Mais il faut dire que la situation au Tchad a beaucoup dopé le Cnsp qui s’est rendu compte de la fumisterie de l’Union africaine en acceptant que la Transition reste entre les mains des militaires tout en décidant de les accompagner. C’est d’ailleurs avec une honte et une grande gêne que nous avons lu le communiqué du secrétaire général de l’Union africaine, un Tchadien qui défend avec toute son énergie la junte tchadienne devant l’institution africaine, condamner l’acte du colonel Assimi Goïta en demandant le retour aux affaires de Bah N’Daou et Moctar Ouane. L’Union africaine est donc un machin au même titre que la Cédéao car n’ayant pu rien faire comme des chefs d’Etat comme Alassane Outarra et Alpha condé qui ont manipulé leur constitution pour contourner les dispositions qui empêchent leur troisième mandat qu’ils entament.
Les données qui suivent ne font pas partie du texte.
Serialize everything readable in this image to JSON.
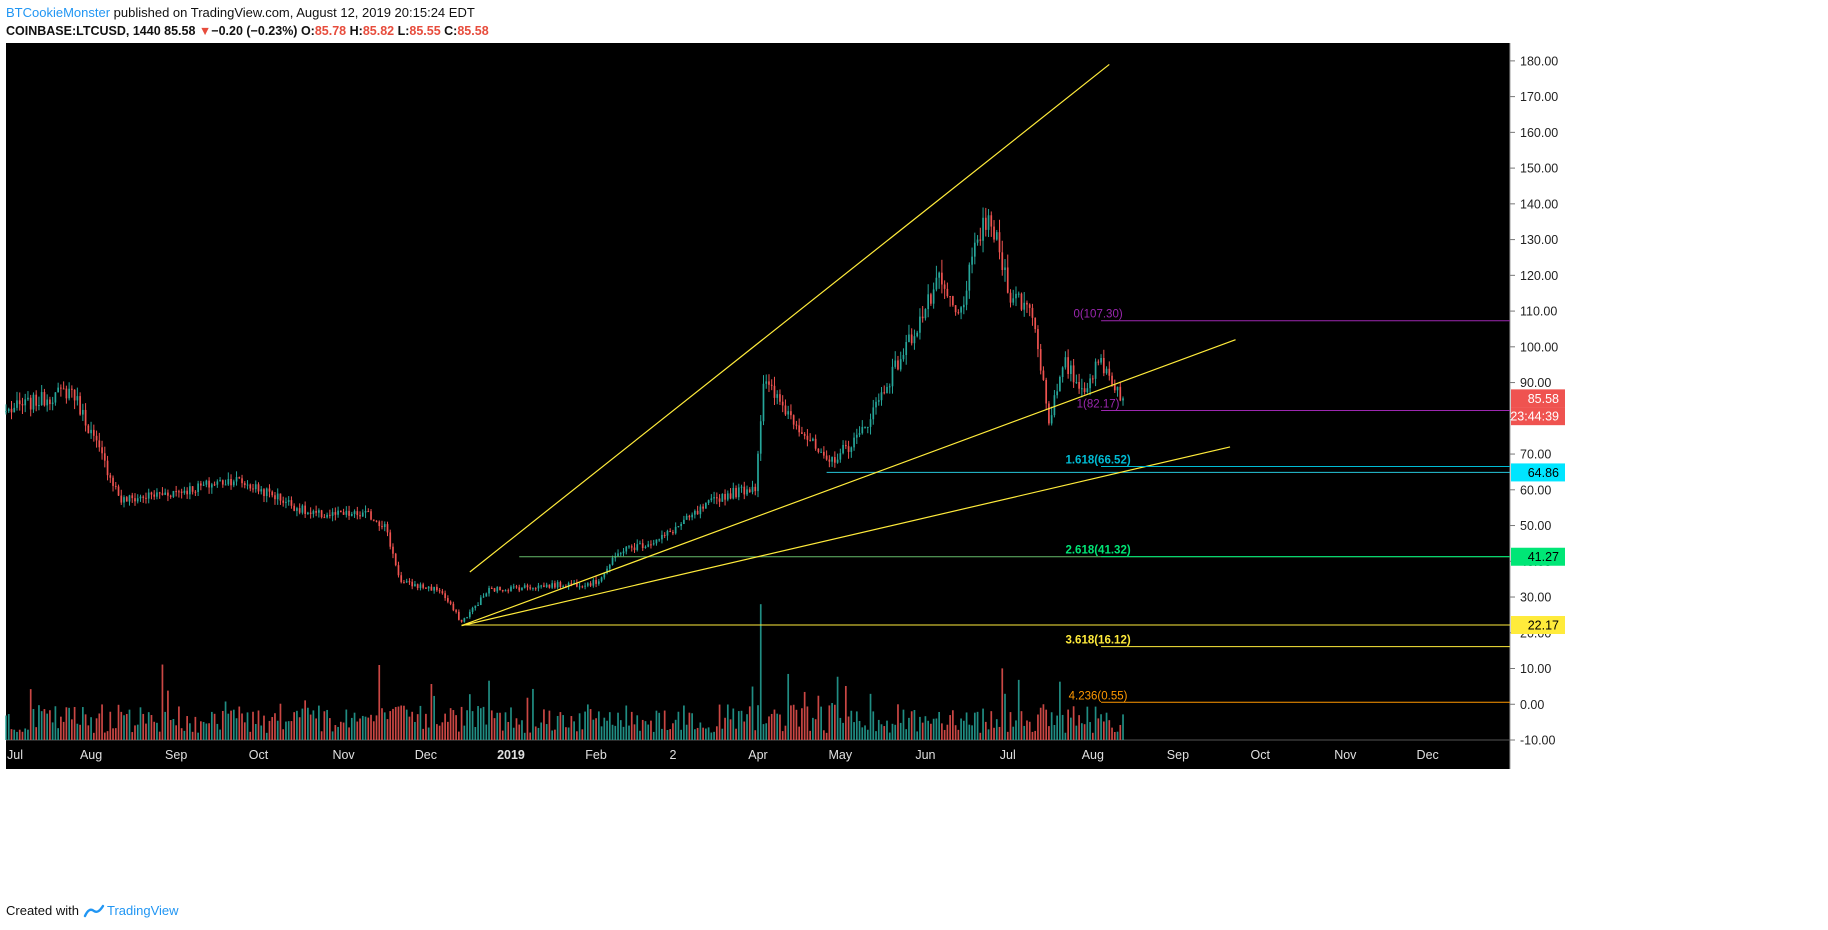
{
  "header": {
    "author": "BTCookieMonster",
    "published_text": " published on TradingView.com, August 12, 2019 20:15:24 EDT",
    "symbol": "COINBASE:LTCUSD, 1440",
    "last": "85.58",
    "change_arrow": "▼",
    "change": "−0.20 (−0.23%)",
    "o_label": "O:",
    "o_val": "85.78",
    "h_label": "H:",
    "h_val": "85.82",
    "l_label": "L:",
    "l_val": "85.55",
    "c_label": "C:",
    "c_val": "85.58"
  },
  "footer": {
    "created_with": "Created with",
    "brand": "TradingView"
  },
  "colors": {
    "background": "#000000",
    "up": "#26a69a",
    "down": "#ef5350",
    "trendline": "#ffeb3b",
    "fib_0": "#9c27b0",
    "fib_1618": "#00bcd4",
    "fib_2618": "#00e676",
    "fib_3618": "#ffeb3b",
    "fib_4236": "#ff9800"
  },
  "chart_data": {
    "type": "candlestick",
    "symbol": "COINBASE:LTCUSD",
    "timeframe": "1440",
    "ylim": [
      -10,
      185
    ],
    "y_ticks": [
      "180.00",
      "170.00",
      "160.00",
      "150.00",
      "140.00",
      "130.00",
      "120.00",
      "110.00",
      "100.00",
      "90.00",
      "80.00",
      "70.00",
      "60.00",
      "50.00",
      "40.00",
      "30.00",
      "20.00",
      "10.00",
      "0.00",
      "-10.00"
    ],
    "x_tick_labels": [
      "Jul",
      "Aug",
      "Sep",
      "Oct",
      "Nov",
      "Dec",
      "2019",
      "Feb",
      "2",
      "Apr",
      "May",
      "Jun",
      "Jul",
      "Aug",
      "Sep",
      "Oct",
      "Nov",
      "Dec"
    ],
    "x_range": [
      "2018-07-01",
      "2019-12-31"
    ],
    "price_anchors": [
      {
        "date": "2018-07-01",
        "close": 82
      },
      {
        "date": "2018-07-25",
        "close": 88
      },
      {
        "date": "2018-08-12",
        "close": 57
      },
      {
        "date": "2018-09-05",
        "close": 60
      },
      {
        "date": "2018-09-22",
        "close": 63
      },
      {
        "date": "2018-10-08",
        "close": 58
      },
      {
        "date": "2018-10-20",
        "close": 53
      },
      {
        "date": "2018-11-10",
        "close": 53
      },
      {
        "date": "2018-11-16",
        "close": 50
      },
      {
        "date": "2018-11-22",
        "close": 34
      },
      {
        "date": "2018-12-06",
        "close": 32
      },
      {
        "date": "2018-12-14",
        "close": 23
      },
      {
        "date": "2018-12-24",
        "close": 32
      },
      {
        "date": "2019-01-10",
        "close": 33
      },
      {
        "date": "2019-02-01",
        "close": 34
      },
      {
        "date": "2019-02-10",
        "close": 43
      },
      {
        "date": "2019-02-24",
        "close": 46
      },
      {
        "date": "2019-03-18",
        "close": 58
      },
      {
        "date": "2019-03-31",
        "close": 61
      },
      {
        "date": "2019-04-03",
        "close": 90
      },
      {
        "date": "2019-04-16",
        "close": 78
      },
      {
        "date": "2019-04-26",
        "close": 67
      },
      {
        "date": "2019-05-08",
        "close": 75
      },
      {
        "date": "2019-05-25",
        "close": 100
      },
      {
        "date": "2019-06-06",
        "close": 118
      },
      {
        "date": "2019-06-13",
        "close": 108
      },
      {
        "date": "2019-06-22",
        "close": 135
      },
      {
        "date": "2019-06-26",
        "close": 132
      },
      {
        "date": "2019-07-02",
        "close": 115
      },
      {
        "date": "2019-07-10",
        "close": 110
      },
      {
        "date": "2019-07-16",
        "close": 80
      },
      {
        "date": "2019-07-22",
        "close": 95
      },
      {
        "date": "2019-07-28",
        "close": 88
      },
      {
        "date": "2019-08-04",
        "close": 96
      },
      {
        "date": "2019-08-12",
        "close": 85.58
      }
    ],
    "volume_spike": {
      "date": "2019-04-02"
    },
    "trendlines": [
      {
        "from": {
          "date": "2018-12-17",
          "price": 37
        },
        "to": {
          "date": "2019-08-07",
          "price": 179
        }
      },
      {
        "from": {
          "date": "2018-12-14",
          "price": 22
        },
        "to": {
          "date": "2019-09-22",
          "price": 102
        }
      },
      {
        "from": {
          "date": "2018-12-14",
          "price": 22
        },
        "to": {
          "date": "2019-09-20",
          "price": 72
        }
      }
    ],
    "horizontal_levels": [
      {
        "price": 64.86,
        "start": "2019-04-26"
      },
      {
        "price": 41.27,
        "start": "2019-01-04"
      },
      {
        "price": 22.17,
        "start": "2018-12-14"
      }
    ],
    "fib_levels": [
      {
        "label": "0(107.30)",
        "ratio": "0",
        "price": 107.3,
        "color": "#9c27b0"
      },
      {
        "label": "1(82.17)",
        "ratio": "1",
        "price": 82.17,
        "color": "#9c27b0"
      },
      {
        "label": "1.618(66.52)",
        "ratio": "1.618",
        "price": 66.52,
        "color": "#00bcd4"
      },
      {
        "label": "2.618(41.32)",
        "ratio": "2.618",
        "price": 41.32,
        "color": "#00e676"
      },
      {
        "label": "3.618(16.12)",
        "ratio": "3.618",
        "price": 16.12,
        "color": "#ffeb3b"
      },
      {
        "label": "4.236(0.55)",
        "ratio": "4.236",
        "price": 0.55,
        "color": "#ff9800"
      }
    ],
    "price_badges": [
      {
        "text": "85.58",
        "price": 85.58,
        "bg": "#ef5350",
        "fg": "#ffffff"
      },
      {
        "text": "23:44:39",
        "price": 80.6,
        "bg": "#ef5350",
        "fg": "#ffffff"
      },
      {
        "text": "64.86",
        "price": 64.86,
        "bg": "#00e5ff",
        "fg": "#000000"
      },
      {
        "text": "41.27",
        "price": 41.27,
        "bg": "#00e676",
        "fg": "#000000"
      },
      {
        "text": "22.17",
        "price": 22.17,
        "bg": "#ffeb3b",
        "fg": "#000000"
      }
    ]
  }
}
Et au Sénégal, on soupçonne aussi Macky Sall de vouloir faire la même chose.
Il faut se réjouir que l’ONU n’ait pas suivi la France dans ses propositions de sanctions des membres de la junte, ayant compris que la France, après le soutien enthousiaste de Macron à la junte tchadienne, est disqualifiée pour proposer des sanctions contre la junte malienne.
En un mot comme en mille, il faut coller la paix au colonel Assimi Goïta et ses compagnons du Cnsp pour les laisser assumer ce qu’ils ont commencé car eux seuls sont actuellement responsables devant le peuple malien. Vouloir les supplanter et laver leurs mains dans la gestion de la transition ne ferait que différer la résolution du problème et non apporter une bonne solution.
Amadou Bamba NIANG
Merci monsieur Bamba. Analyse très intelligente et très pertinente. Dans la vie, il faut être logique. Vous ne pouvez pas accepter de travailler dans un régime installé par les militaires qui y sont encore présents au plus haut sommet et en même temps travailler sans eux ou contre eux. Monsieur Bah Ndaw a oublié qu’il n’était pas un président élu et qu’il n’était là que par la volonté de ceux qu’il a fini par mépriser par arrogance. S’il ne voulait pas collaborer avec des militaires, pourquoi est-ce qu’il a accepté ce poste alors que les règles et les rôles étaient très clairement définis dans la Charte de la Transition? Les militaires ont eu parfaitement raison d’agir car on ne sait pas où Monsieur Bah Ndaw se serait arrêté. En politique, c’est parfois une question de vie ou de mort. Il a voulu s’appuyer sur la France pour marginaliser les militaires car certains comme lui considèrent que nos pays ne sont que des sous-préfectures de la France et que Macron est le vrai maitre du Mali. Monsieur Bah Ndaw a joué. Il a perdu.